Thomas was de man van Leonie en werd ervan verdacht Jenny na een ruzie te hebben omgebracht. Hij werkte op een Medisch-biologisch laboratorium (farmacoloog), waar hij bezig was met proeven met ratten. Hij hoeft niet zo nodig een kind. Hij houdt heel erg van klassieke muziek en van literatuur. Dat zijn vrouw geen kind kan krijgen is eigenlijk de aanleiding voor Thomas om met Jenny om te gaan. In de gevangenis wil hij helemaal niet praten. Wel praat hij veel in zichzelf en droomt vaak. (O.a. over een zoon)
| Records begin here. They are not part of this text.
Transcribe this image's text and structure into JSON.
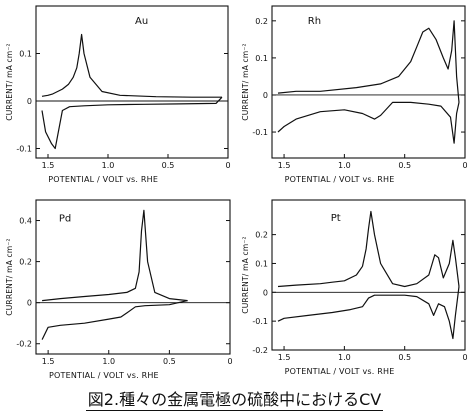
{
  "caption": "図2.種々の金属電極の硫酸中におけるCV",
  "chart_data": [
    {
      "type": "line",
      "title": "Au",
      "xlabel": "POTENTIAL / VOLT vs. RHE",
      "ylabel": "CURRENT/ mA cm⁻²",
      "xlim": [
        1.6,
        0.0
      ],
      "ylim": [
        -0.12,
        0.2
      ],
      "xticks": [
        1.5,
        1.0,
        0.5,
        0
      ],
      "yticks": [
        0.1,
        0,
        -0.1
      ],
      "xtick_labels": [
        "1.5",
        "1.0",
        "0.5",
        "0"
      ],
      "ytick_labels": [
        "0.1",
        "0",
        "-0.1"
      ],
      "series": [
        {
          "x": [
            0.05,
            0.3,
            0.6,
            0.9,
            1.05,
            1.15,
            1.2,
            1.22,
            1.24,
            1.26,
            1.29,
            1.33,
            1.38,
            1.42,
            1.46,
            1.5,
            1.55
          ],
          "y": [
            0.008,
            0.008,
            0.009,
            0.012,
            0.02,
            0.05,
            0.1,
            0.14,
            0.1,
            0.07,
            0.05,
            0.035,
            0.025,
            0.02,
            0.015,
            0.012,
            0.01
          ]
        },
        {
          "x": [
            1.55,
            1.52,
            1.47,
            1.44,
            1.41,
            1.38,
            1.32,
            1.2,
            1.0,
            0.7,
            0.4,
            0.1,
            0.05
          ],
          "y": [
            -0.02,
            -0.065,
            -0.09,
            -0.1,
            -0.06,
            -0.02,
            -0.012,
            -0.01,
            -0.008,
            -0.007,
            -0.006,
            -0.005,
            0.008
          ]
        }
      ]
    },
    {
      "type": "line",
      "title": "Rh",
      "xlabel": "POTENTIAL / VOLT vs. RHE",
      "ylabel": "CURRENT/ mA cm⁻²",
      "xlim": [
        1.6,
        0.0
      ],
      "ylim": [
        -0.17,
        0.24
      ],
      "xticks": [
        1.5,
        1.0,
        0.5,
        0
      ],
      "yticks": [
        0.2,
        0.1,
        0,
        -0.1
      ],
      "xtick_labels": [
        "1.5",
        "1.0",
        "0.5",
        "0"
      ],
      "ytick_labels": [
        "0.2",
        "0.1",
        "0",
        "-0.1"
      ],
      "series": [
        {
          "x": [
            0.05,
            0.07,
            0.09,
            0.11,
            0.14,
            0.18,
            0.24,
            0.3,
            0.35,
            0.4,
            0.45,
            0.55,
            0.7,
            0.9,
            1.2,
            1.4,
            1.55
          ],
          "y": [
            -0.02,
            0.05,
            0.2,
            0.12,
            0.07,
            0.1,
            0.15,
            0.18,
            0.17,
            0.13,
            0.09,
            0.05,
            0.03,
            0.02,
            0.01,
            0.01,
            0.005
          ]
        },
        {
          "x": [
            1.55,
            1.5,
            1.4,
            1.2,
            1.0,
            0.85,
            0.75,
            0.7,
            0.6,
            0.45,
            0.3,
            0.2,
            0.12,
            0.09,
            0.07,
            0.05
          ],
          "y": [
            -0.1,
            -0.085,
            -0.065,
            -0.045,
            -0.04,
            -0.05,
            -0.065,
            -0.055,
            -0.02,
            -0.02,
            -0.025,
            -0.03,
            -0.06,
            -0.13,
            -0.05,
            -0.02
          ]
        }
      ]
    },
    {
      "type": "line",
      "title": "Pd",
      "xlabel": "POTENTIAL / VOLT vs. RHE",
      "ylabel": "CURRENT/ mA cm⁻²",
      "xlim": [
        1.6,
        0.0
      ],
      "ylim": [
        -0.25,
        0.5
      ],
      "xticks": [
        1.5,
        1.0,
        0.5,
        0
      ],
      "yticks": [
        0.4,
        0.2,
        0,
        -0.2
      ],
      "xtick_labels": [
        "1.5",
        "1.0",
        "0.5",
        "0"
      ],
      "ytick_labels": [
        "0.4",
        "0.2",
        "0",
        "-0.2"
      ],
      "series": [
        {
          "x": [
            0.35,
            0.5,
            0.62,
            0.68,
            0.71,
            0.73,
            0.75,
            0.78,
            0.85,
            1.0,
            1.2,
            1.4,
            1.55
          ],
          "y": [
            0.01,
            0.02,
            0.05,
            0.2,
            0.45,
            0.35,
            0.15,
            0.07,
            0.05,
            0.04,
            0.03,
            0.02,
            0.01
          ]
        },
        {
          "x": [
            1.55,
            1.5,
            1.4,
            1.2,
            1.0,
            0.9,
            0.85,
            0.78,
            0.7,
            0.5,
            0.35
          ],
          "y": [
            -0.18,
            -0.12,
            -0.11,
            -0.1,
            -0.08,
            -0.07,
            -0.05,
            -0.02,
            -0.015,
            -0.01,
            0.01
          ]
        }
      ]
    },
    {
      "type": "line",
      "title": "Pt",
      "xlabel": "POTENTIAL / VOLT vs. RHE",
      "ylabel": "CURRENT/ mA cm⁻²",
      "xlim": [
        1.6,
        0.0
      ],
      "ylim": [
        -0.2,
        0.32
      ],
      "xticks": [
        1.5,
        1.0,
        0.5,
        0
      ],
      "yticks": [
        0.2,
        0.1,
        0,
        -0.1,
        -0.2
      ],
      "xtick_labels": [
        "1.5",
        "1.0",
        "0.5",
        "0"
      ],
      "ytick_labels": [
        "0.2",
        "0.1",
        "0",
        "-0.1",
        "-0.2"
      ],
      "series": [
        {
          "x": [
            0.05,
            0.08,
            0.1,
            0.13,
            0.18,
            0.22,
            0.25,
            0.3,
            0.4,
            0.5,
            0.6,
            0.7,
            0.75,
            0.78,
            0.8,
            0.82,
            0.85,
            0.9,
            1.0,
            1.1,
            1.2,
            1.4,
            1.55
          ],
          "y": [
            0.02,
            0.12,
            0.18,
            0.1,
            0.05,
            0.12,
            0.13,
            0.06,
            0.03,
            0.02,
            0.03,
            0.1,
            0.2,
            0.28,
            0.22,
            0.15,
            0.09,
            0.06,
            0.04,
            0.035,
            0.03,
            0.025,
            0.02
          ]
        },
        {
          "x": [
            1.55,
            1.5,
            1.3,
            1.1,
            0.95,
            0.85,
            0.8,
            0.75,
            0.7,
            0.6,
            0.5,
            0.4,
            0.3,
            0.26,
            0.22,
            0.17,
            0.13,
            0.1,
            0.08,
            0.05
          ],
          "y": [
            -0.1,
            -0.09,
            -0.08,
            -0.07,
            -0.06,
            -0.05,
            -0.02,
            -0.01,
            -0.01,
            -0.01,
            -0.01,
            -0.015,
            -0.04,
            -0.08,
            -0.04,
            -0.05,
            -0.1,
            -0.16,
            -0.08,
            0.02
          ]
        }
      ]
    }
  ]
}
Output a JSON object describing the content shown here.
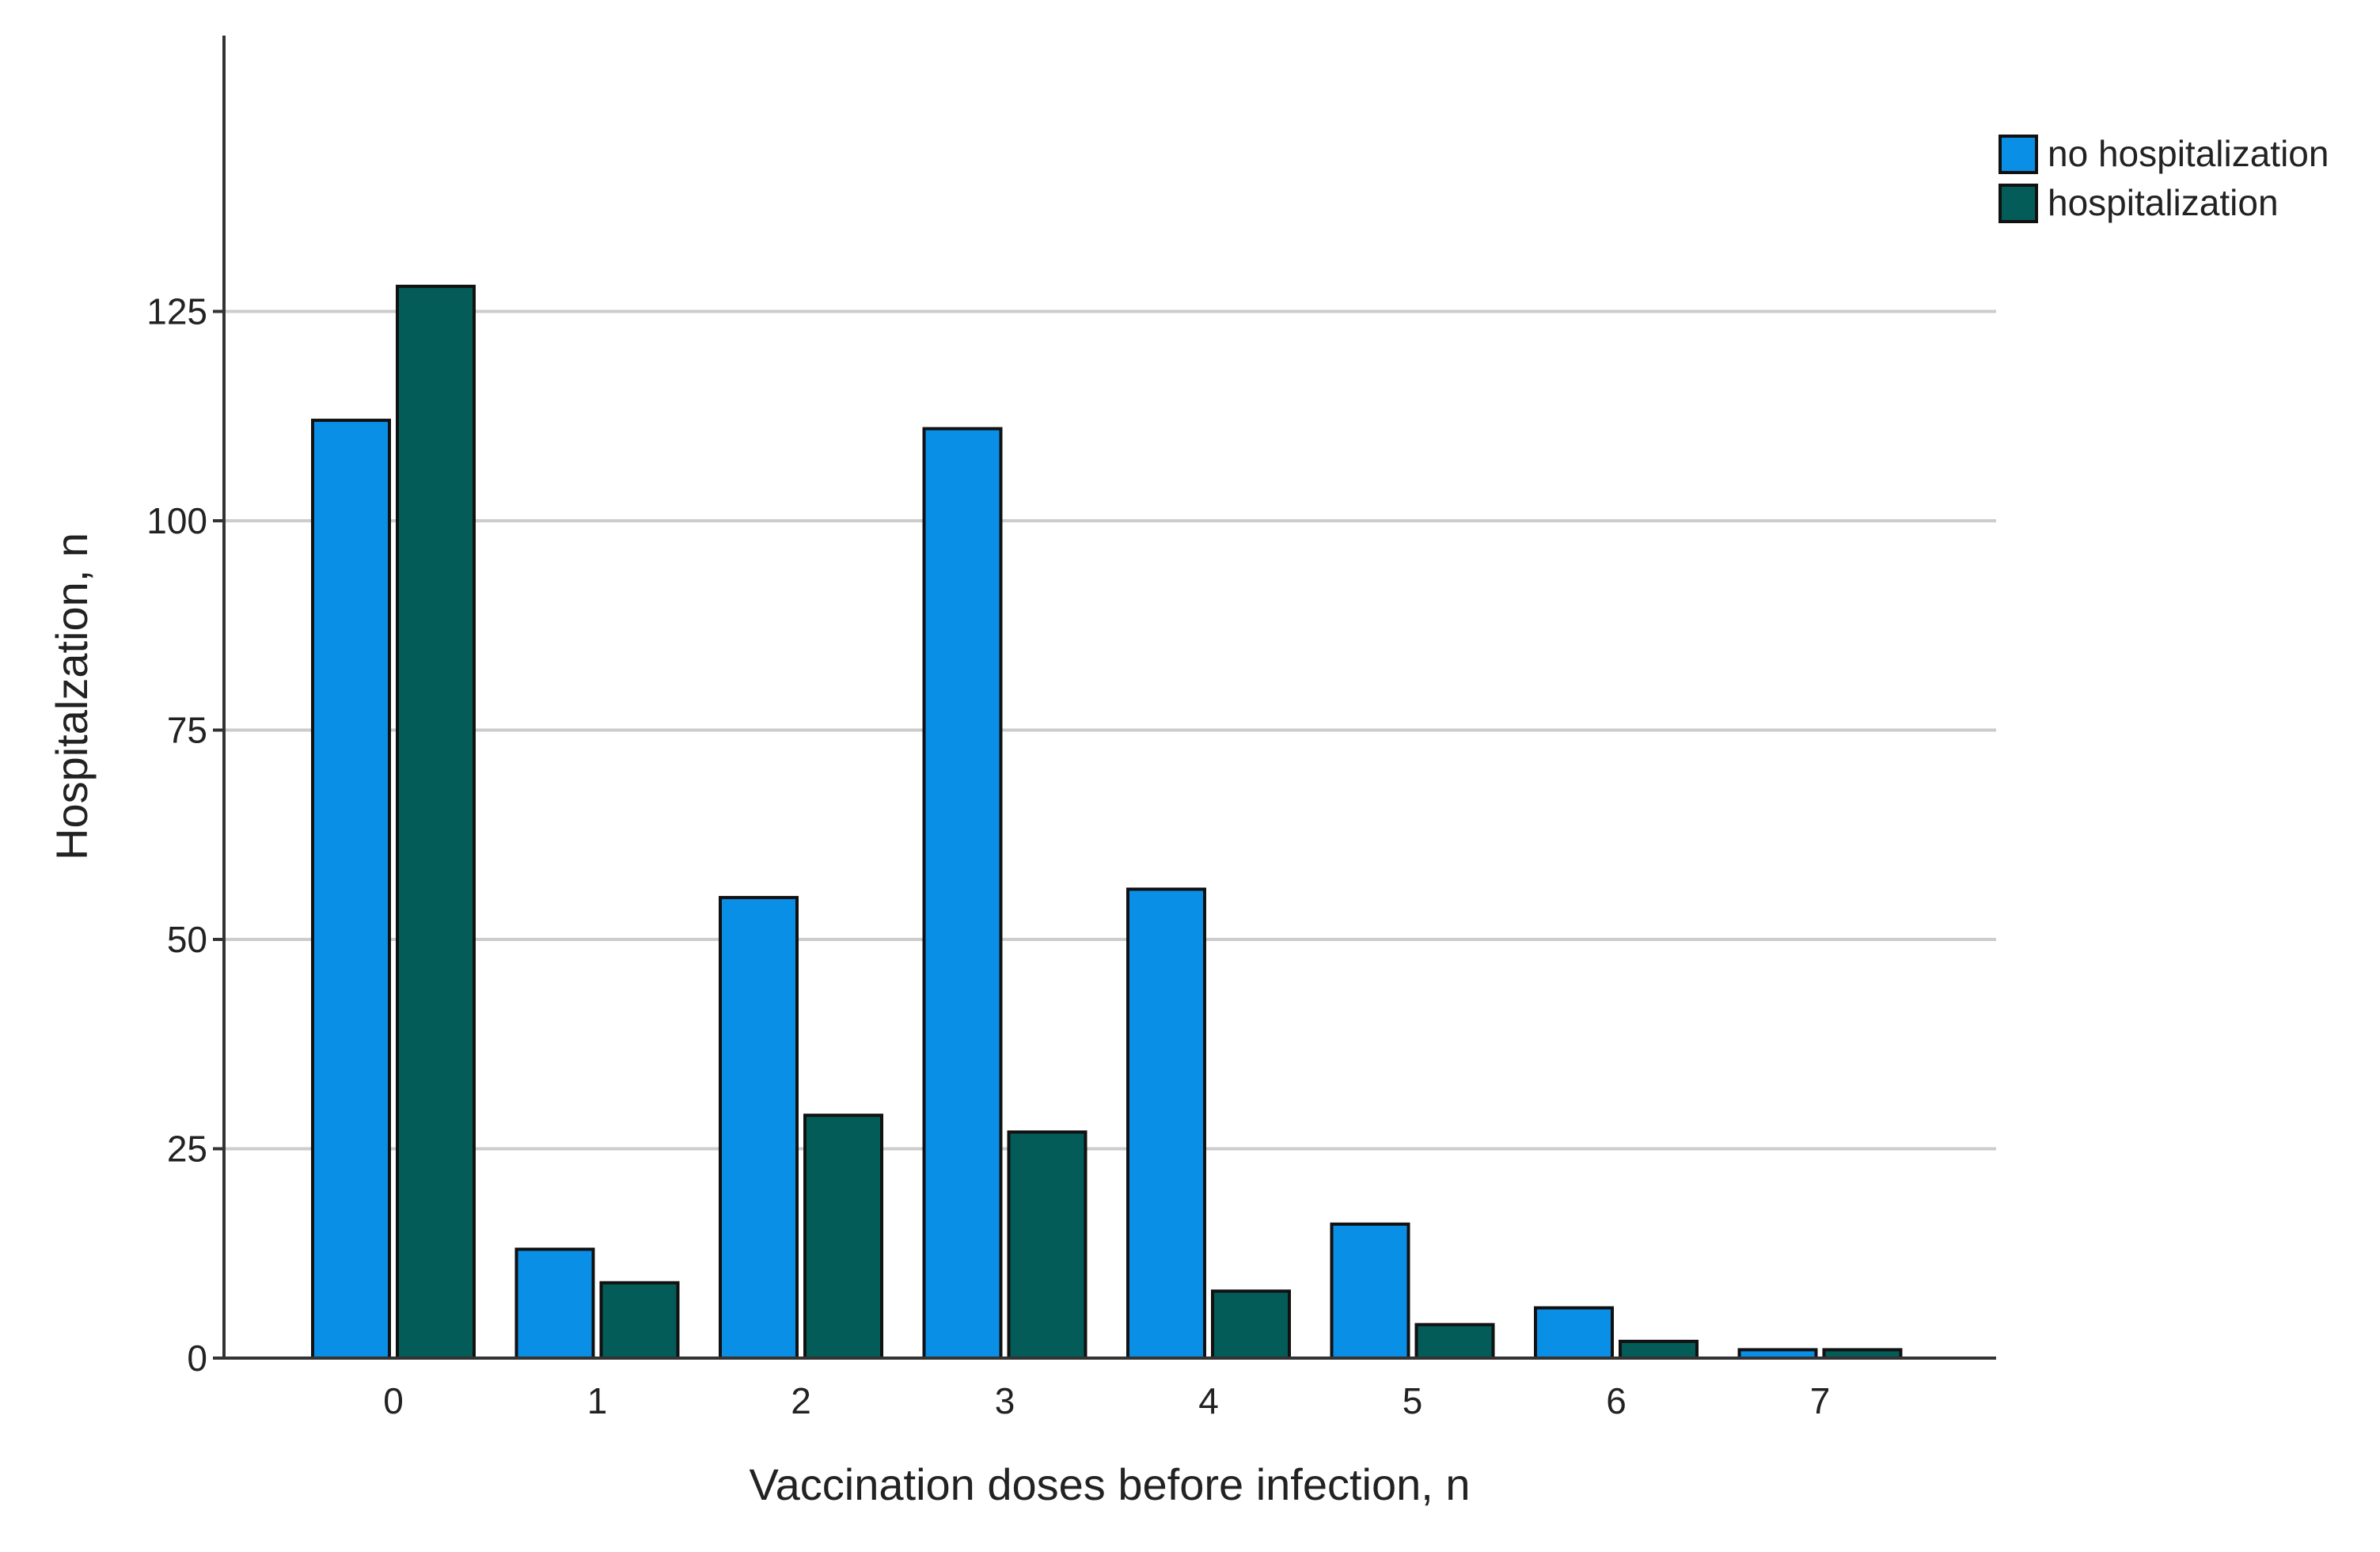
{
  "chart_data": {
    "type": "bar",
    "title": "",
    "xlabel": "Vaccination doses before infection, n",
    "ylabel": "Hospitalzation, n",
    "categories": [
      "0",
      "1",
      "2",
      "3",
      "4",
      "5",
      "6",
      "7"
    ],
    "series": [
      {
        "name": "no hospitalization",
        "color": "#0a8fe6",
        "values": [
          112,
          13,
          55,
          111,
          56,
          16,
          6,
          1
        ]
      },
      {
        "name": "hospitalization",
        "color": "#035c58",
        "values": [
          128,
          9,
          29,
          27,
          8,
          4,
          2,
          1
        ]
      }
    ],
    "ylim": [
      0,
      150
    ],
    "yticks": [
      0,
      25,
      50,
      75,
      100,
      125
    ],
    "grid": true,
    "legend_position": "top-right"
  }
}
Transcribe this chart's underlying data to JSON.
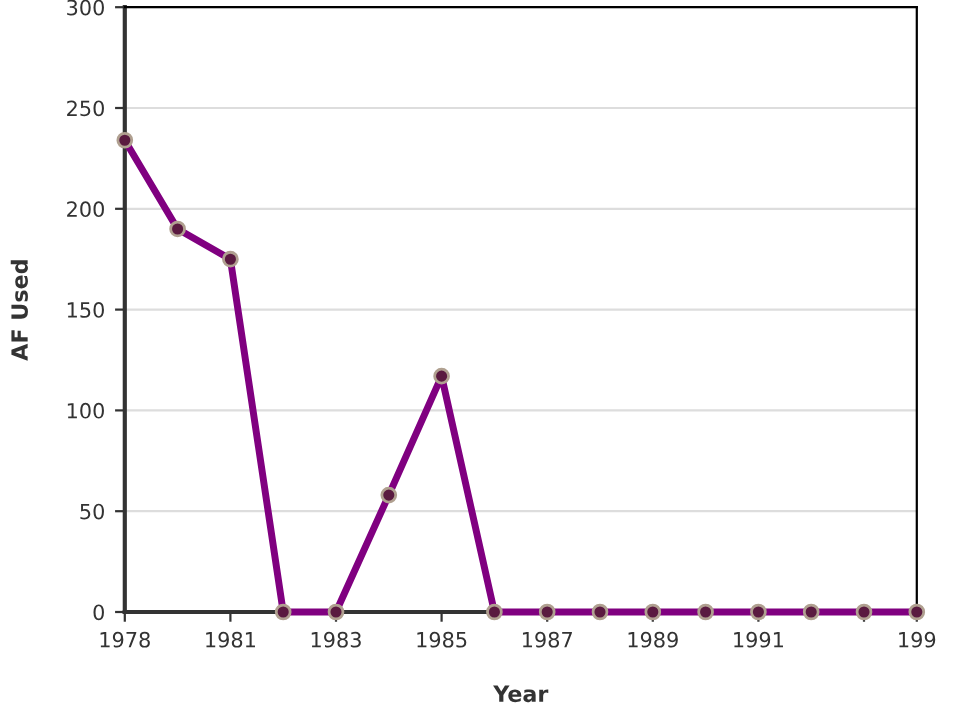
{
  "chart_data": {
    "type": "line",
    "xlabel": "Year",
    "ylabel": "AF Used",
    "categories": [
      "1978",
      null,
      "1981",
      null,
      "1983",
      null,
      "1985",
      null,
      "1987",
      null,
      "1989",
      null,
      "1991",
      null,
      null,
      "199"
    ],
    "series": [
      {
        "color": "#800080",
        "values": [
          234,
          190,
          175,
          0,
          0,
          58,
          117,
          0,
          0,
          0,
          0,
          0,
          0,
          0,
          0,
          0
        ]
      }
    ],
    "ylim": [
      0,
      300
    ],
    "yticks": [
      0,
      50,
      100,
      150,
      200,
      250,
      300
    ],
    "grid": "y",
    "marker": "circle",
    "line_style": "solid",
    "legend": false
  }
}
Jenny Fortuijn is een jonge, twintigjarige vrouw die vermist wordt. Zij is een knappe bibliothecaresse. Ze woont samen met Arianne. Jenny is een feministe. Zij was aan drugs verslaafd, dit was waarschijnlijk een van de redenen dat zij wel wat zag in Thomas omdat hij op zijn werkt veel met drugs te maken had i.v.m de proefdieren. Zij is er dan ook met Robert en met de drugs vandoor gegaan. Jenny heeft twee keer abortus laten plegen.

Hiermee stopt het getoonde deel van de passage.